Time for you to go, he heard a voice say inside his head. And he knew that voice was right. He had a feeling she thought she’d make him jealous seeing her play up to Lonnie Kerns. Let her think it, he told himself, looking back at the bays playing in the morning sun. He had done his part. Once the wagon was back at the ranch, he would take his money and go. Fair enough, he told himself.

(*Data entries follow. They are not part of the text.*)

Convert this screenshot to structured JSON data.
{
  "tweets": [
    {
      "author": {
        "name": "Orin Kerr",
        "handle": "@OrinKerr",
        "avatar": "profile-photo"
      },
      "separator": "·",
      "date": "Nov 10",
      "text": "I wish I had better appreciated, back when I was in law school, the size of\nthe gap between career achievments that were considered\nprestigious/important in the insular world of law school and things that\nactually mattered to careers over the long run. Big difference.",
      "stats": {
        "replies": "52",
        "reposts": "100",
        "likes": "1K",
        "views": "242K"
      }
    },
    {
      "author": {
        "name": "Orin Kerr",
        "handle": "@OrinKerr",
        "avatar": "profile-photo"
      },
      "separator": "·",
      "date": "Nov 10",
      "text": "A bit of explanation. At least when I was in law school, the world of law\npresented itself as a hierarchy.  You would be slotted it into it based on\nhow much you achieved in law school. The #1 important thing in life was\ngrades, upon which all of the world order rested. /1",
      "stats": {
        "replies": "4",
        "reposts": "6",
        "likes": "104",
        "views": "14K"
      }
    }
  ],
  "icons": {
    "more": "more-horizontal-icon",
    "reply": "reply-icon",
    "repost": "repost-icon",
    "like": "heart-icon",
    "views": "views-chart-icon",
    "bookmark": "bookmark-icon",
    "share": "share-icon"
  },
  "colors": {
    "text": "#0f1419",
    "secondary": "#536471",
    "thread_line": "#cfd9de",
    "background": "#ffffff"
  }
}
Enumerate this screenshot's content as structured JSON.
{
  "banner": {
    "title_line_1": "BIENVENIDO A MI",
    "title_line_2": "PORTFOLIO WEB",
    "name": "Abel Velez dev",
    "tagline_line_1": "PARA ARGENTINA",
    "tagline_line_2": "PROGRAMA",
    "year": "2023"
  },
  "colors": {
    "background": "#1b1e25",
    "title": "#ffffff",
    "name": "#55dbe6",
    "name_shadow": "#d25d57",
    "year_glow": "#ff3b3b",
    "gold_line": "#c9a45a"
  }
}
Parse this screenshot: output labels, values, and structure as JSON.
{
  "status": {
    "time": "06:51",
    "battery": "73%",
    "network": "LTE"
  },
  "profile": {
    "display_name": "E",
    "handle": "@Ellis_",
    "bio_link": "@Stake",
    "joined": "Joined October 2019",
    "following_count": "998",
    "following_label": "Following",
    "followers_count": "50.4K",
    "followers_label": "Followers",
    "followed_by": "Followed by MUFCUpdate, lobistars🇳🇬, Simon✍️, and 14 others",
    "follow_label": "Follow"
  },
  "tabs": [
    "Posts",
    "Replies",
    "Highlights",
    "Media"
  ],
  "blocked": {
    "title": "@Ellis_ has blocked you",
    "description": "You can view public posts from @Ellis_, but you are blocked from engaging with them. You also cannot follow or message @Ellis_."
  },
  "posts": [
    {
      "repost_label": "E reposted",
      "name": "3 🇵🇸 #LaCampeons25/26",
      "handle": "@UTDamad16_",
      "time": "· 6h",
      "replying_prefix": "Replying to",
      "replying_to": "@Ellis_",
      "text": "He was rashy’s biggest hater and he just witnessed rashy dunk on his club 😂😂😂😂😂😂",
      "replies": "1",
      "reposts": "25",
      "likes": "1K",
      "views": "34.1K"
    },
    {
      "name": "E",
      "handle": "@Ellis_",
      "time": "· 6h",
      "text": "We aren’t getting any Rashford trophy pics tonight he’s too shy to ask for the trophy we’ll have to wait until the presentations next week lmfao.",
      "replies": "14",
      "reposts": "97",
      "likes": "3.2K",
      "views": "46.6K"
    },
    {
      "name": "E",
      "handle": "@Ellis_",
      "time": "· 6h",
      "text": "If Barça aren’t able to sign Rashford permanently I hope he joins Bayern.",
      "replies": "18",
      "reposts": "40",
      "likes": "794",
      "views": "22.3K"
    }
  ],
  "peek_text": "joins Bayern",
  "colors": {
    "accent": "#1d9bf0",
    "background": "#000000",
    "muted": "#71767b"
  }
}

“Señor Summers,” said Don Manuel, smiling widely, walking across the yard to him, “the man who has brought me such a wonderful business opportunity—not to mention such fine breeding animals.” He swept a long dapper hand toward the corral.
“It was my pleasure, Don Manuel,” said Summers. He gave a respectful nod. The don wore a pale blue suit embroidered on the shoulders, cuffs and trouser legs with gold filament. He stood poker rigid behind a wide pearly smile, and raised a long finger for emphasis. Sunlight flashed off a large gold ring.
“On the way over here I ask myself,” he said, “why does this man look so unhappy, after all the money he has made here today?” He shrugged and spread his hands. “Yet I have no answer for myself. So I must ask you, if I am not being too forward, why do you look so unhappy?”
“Didn’t realize I did, Don Manuel,” Summers said. “But just for the sake of being factual, I didn’t make all that money today, just a portion of it.” He paused, then said, “For helping the Swanns out, by bringing it here.”
“Ah, then you did not make enough?” the tall, graying Mexican aristocrat asked.
“I made plenty, Don Manuel,” said Summers, “more than I’ll likely make all year dealing horses. So I can’t complain.”
“Good, good,” said the Don, “then I was mistaken. You were not unhappy.”